We will see if issues change for the 2021 adaptation of “Dune,” directed by Denis Villeneuve. If something, the frequent variations of the novel show the longstanding enchantment of “Dune,” which offers with problems with ecology and local weather, gender dynamics and philosophy. The world, arguably, can not appear to shake “Dune” and its resounding affect. 

412 Mississippi Street in San Francisco, where Frank Herbert wrote 'Dune,' is for sale. 

412 Mississippi Avenue in San Francisco, the place Frank Herbert wrote ‘Dune,’ is on the market. 

Courtesy Paul Herman

However again to 412 Mississippi. Herman and Keck, who purchased the home in 1986 “with no concept Frank Herbert had lived right here,” are planning to promote their longtime house — for $1.595 million. The 2-bedroom, one-bathroom house is sunny and vivid and abounds with literary good vibes, in response to the homeowners, who’re transferring to Chicago to be close to household. They hope the longer term proprietor has a respect for all issues science fiction. 

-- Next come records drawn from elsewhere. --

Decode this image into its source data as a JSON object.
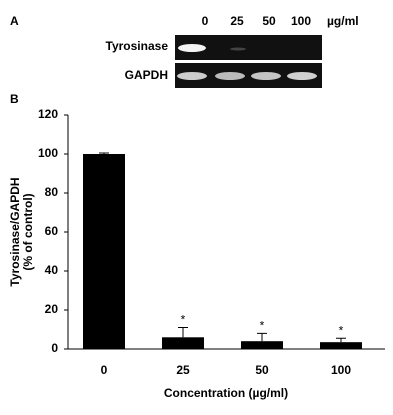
{
  "panel_a": {
    "label": "A",
    "concentrations": [
      "0",
      "25",
      "50",
      "100"
    ],
    "unit": "µg/ml",
    "rows": [
      "Tyrosinase",
      "GAPDH"
    ]
  },
  "chart_data": {
    "type": "bar",
    "panel_label": "B",
    "categories": [
      "0",
      "25",
      "50",
      "100"
    ],
    "values": [
      100,
      6,
      4,
      3.5
    ],
    "errors": [
      0.5,
      5,
      4,
      2
    ],
    "annotations": [
      null,
      "*",
      "*",
      "*"
    ],
    "color": "#000000",
    "ylabel": [
      "Tyrosinase/GAPDH",
      "(% of control)"
    ],
    "xlabel": "Concentration (µg/ml)",
    "ylim": [
      0,
      120
    ],
    "yticks": [
      0,
      20,
      40,
      60,
      80,
      100,
      120
    ]
  }
}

“We hope somebody will purchase it who has an appreciation for its historical past and artistic vibe,” Keck mentioned. 

Herman and Keck didn’t uncover their house’s historical past till about ten years in the past, once they noticed two folks standing in entrance of their home snapping photographs. 

“What are you doing?” Keck requested. 

“Don’t you already know that is the home Frank Herbert wrote ‘Dune’ in?” the guests replied.

Herman and Keck didn’t. In order that they emailed Brian Herbert to substantiate. (SFGATE has vetted the emails for veracity.) 

Brian Herbert did affirm that “most of ‘Dune’ was written right here.” He additionally added that his spouse had by no means seen the home, and requested to “drop by if we occur in San Francisco.” 

That hasn’t occurred but. Nevertheless it’s solely a matter of time. 

“They’ll all the time be welcome,” Keck mentioned.